O Dr. Hipólito, já lera algumas coisas sobre as comunas utópicas da Alemanha e Estados Unidos nos idos anos 60. Nunca as levara a sério e até admirava que se tivessem aguentado alguns anos, sem estarem sustentadas numa forte base material.
Considerava impossível que houvesse gente disponível a abdicar permanentemente de bens pessoais, pois, mais tarde ou mais cedo, os naturais conflitos entre os indivíduos iriam despertar reacções de poder que interfeririam com esses princípios. Para ele eram utopias de intelectuais entusiastas que viam no primitivo comunismo aldeão a possibilidade de alterar as bases das novas sociedades. O que Zeus tinha em mente parecia-lhe coisa semelhante e por isso respondeu que isso já fora testado e que dera sempre mau resultado.

- Sabe Zeus! O que agora se fizer tem de dar lucro em pouco tempo, e esse projecto não me parece rentável por se centrar nos desafortunados. Em minha opinião, deveria envolver em primeiro lugar os ricos, oferecendo-lhes vantagens que despertassem a curiosidade dos pobres. Se começar ao contrário, vão ser necessários uns milhares de mártires para quebrar a natural resistência à mudança. Não se esqueça que o Deus cristão enveredou por esse caminho e que, as circunstâncias acabaram por o levar a fazer vista grossa ao liberalismo selvagem.

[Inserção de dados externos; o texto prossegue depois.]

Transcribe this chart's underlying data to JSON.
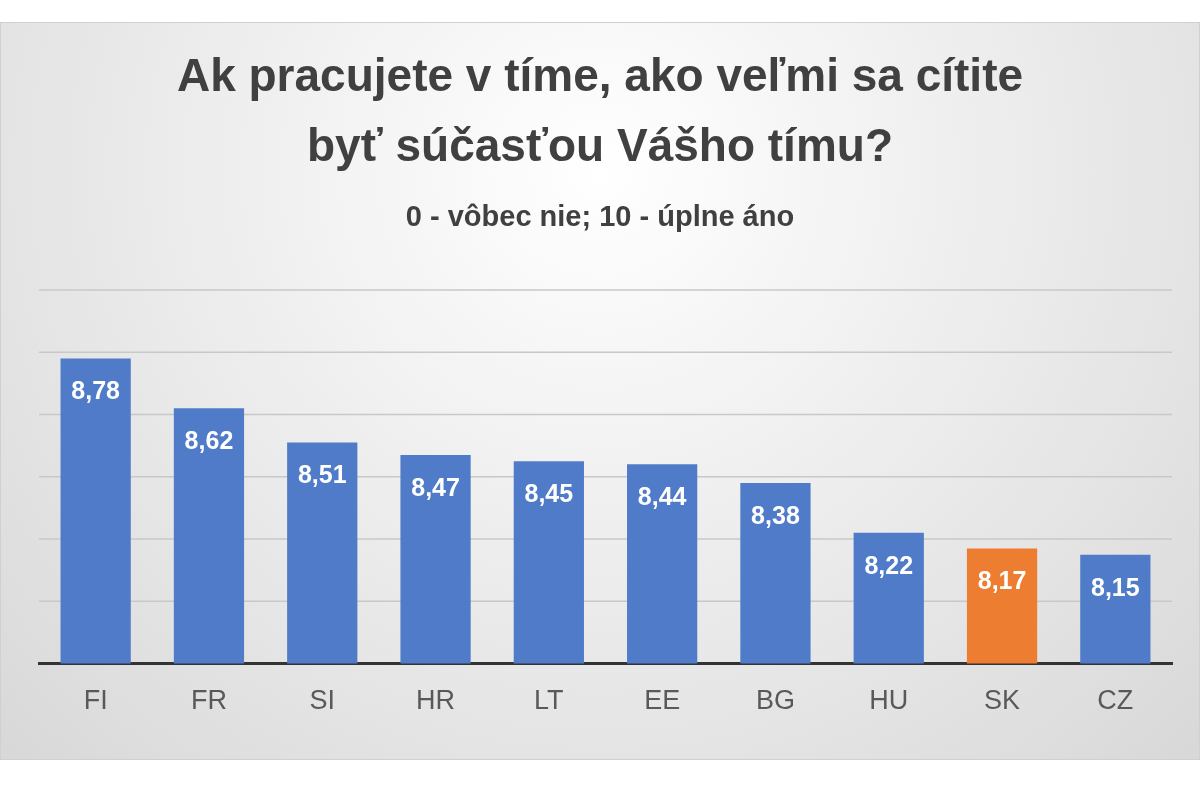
{
  "chart_data": {
    "type": "bar",
    "title": "Ak pracujete v tíme, ako veľmi sa cítite byť súčasťou Vášho tímu?",
    "subtitle": "0 - vôbec nie; 10 - úplne áno",
    "categories": [
      "FI",
      "FR",
      "SI",
      "HR",
      "LT",
      "EE",
      "BG",
      "HU",
      "SK",
      "CZ"
    ],
    "values": [
      8.78,
      8.62,
      8.51,
      8.47,
      8.45,
      8.44,
      8.38,
      8.22,
      8.17,
      8.15
    ],
    "colors": [
      "#4f7bc9",
      "#4f7bc9",
      "#4f7bc9",
      "#4f7bc9",
      "#4f7bc9",
      "#4f7bc9",
      "#4f7bc9",
      "#4f7bc9",
      "#ed7d31",
      "#4f7bc9"
    ],
    "value_labels": [
      "8,78",
      "8,62",
      "8,51",
      "8,47",
      "8,45",
      "8,44",
      "8,38",
      "8,22",
      "8,17",
      "8,15"
    ],
    "ylim": [
      7.8,
      9.0
    ],
    "ref_lines": [
      {
        "axis": "y",
        "value": 8.0,
        "color": "#c8c8c8"
      },
      {
        "axis": "y",
        "value": 8.2,
        "color": "#c8c8c8"
      },
      {
        "axis": "y",
        "value": 8.4,
        "color": "#c8c8c8"
      },
      {
        "axis": "y",
        "value": 8.6,
        "color": "#c8c8c8"
      },
      {
        "axis": "y",
        "value": 8.8,
        "color": "#c8c8c8"
      },
      {
        "axis": "y",
        "value": 9.0,
        "color": "#c8c8c8"
      }
    ],
    "legend": false
  }
}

- Caro Hipólito. O meu plano de negócio tem um braço na construção civil e um outro na ecologia. Se os acordos de Paris forem para a frente, pode facilmente candidatar-se a fundos da CEE. Ele cumpre os objectivos de redução de emissões de CO2 e prevê a recuperação dos centros históricos das cidades. Não vejo porque é que os financiadores não o hão-de apoiar. E engana-se ao pensar que a multidão solitária só é constituída por pobres. Há muitos ricos disponíveis, se houver garantias de qualidade.
Basicamente o conceito é criar múltiplos “conventos abertos” ao exterior, em que os seus membros possam circular, de acordo com os seus desejos, desde que cumpram a tal “regra”, que mais não é que um padrão civilizacional.
Não se pretende interferir com as famílias actuais, proponho só implementar uma filosofia de convivência naqueles que o acaso e as políticas que estimulam o individualismo, a massificação e a concorrência despiedada atiraram para a solidão.

Nesta altura Zeus entusiasmado, deambulava entre a estante e a janela. Depois parou, abriu o projecto num centro histórico de uma grande cidade de Portugal e chamou o médico para junto de si.
- Está a ver aqui. Nesta zona há imensas casas senhoriais degradadas que urge recuperar. São casas que não têm utilidade para as famílias nucleares e que cumprem plenamente as nossas exigências. Até dão para ter uma horta comunitária.
- Que diz?

Hipólito queria dissuadi-lo. Pareceu-lhe que Zeus parara no tempo e que não tinha conhecimento do que se passara na revolução bolchevique e, para o não ofender, disse:
- Eu só poderia investir nesse projecto se perdesse toda a minha família. Mas ia-me ser muito difícil viver em comunidade com gente adulta que ganhou hábitos muito diferentes dos meus.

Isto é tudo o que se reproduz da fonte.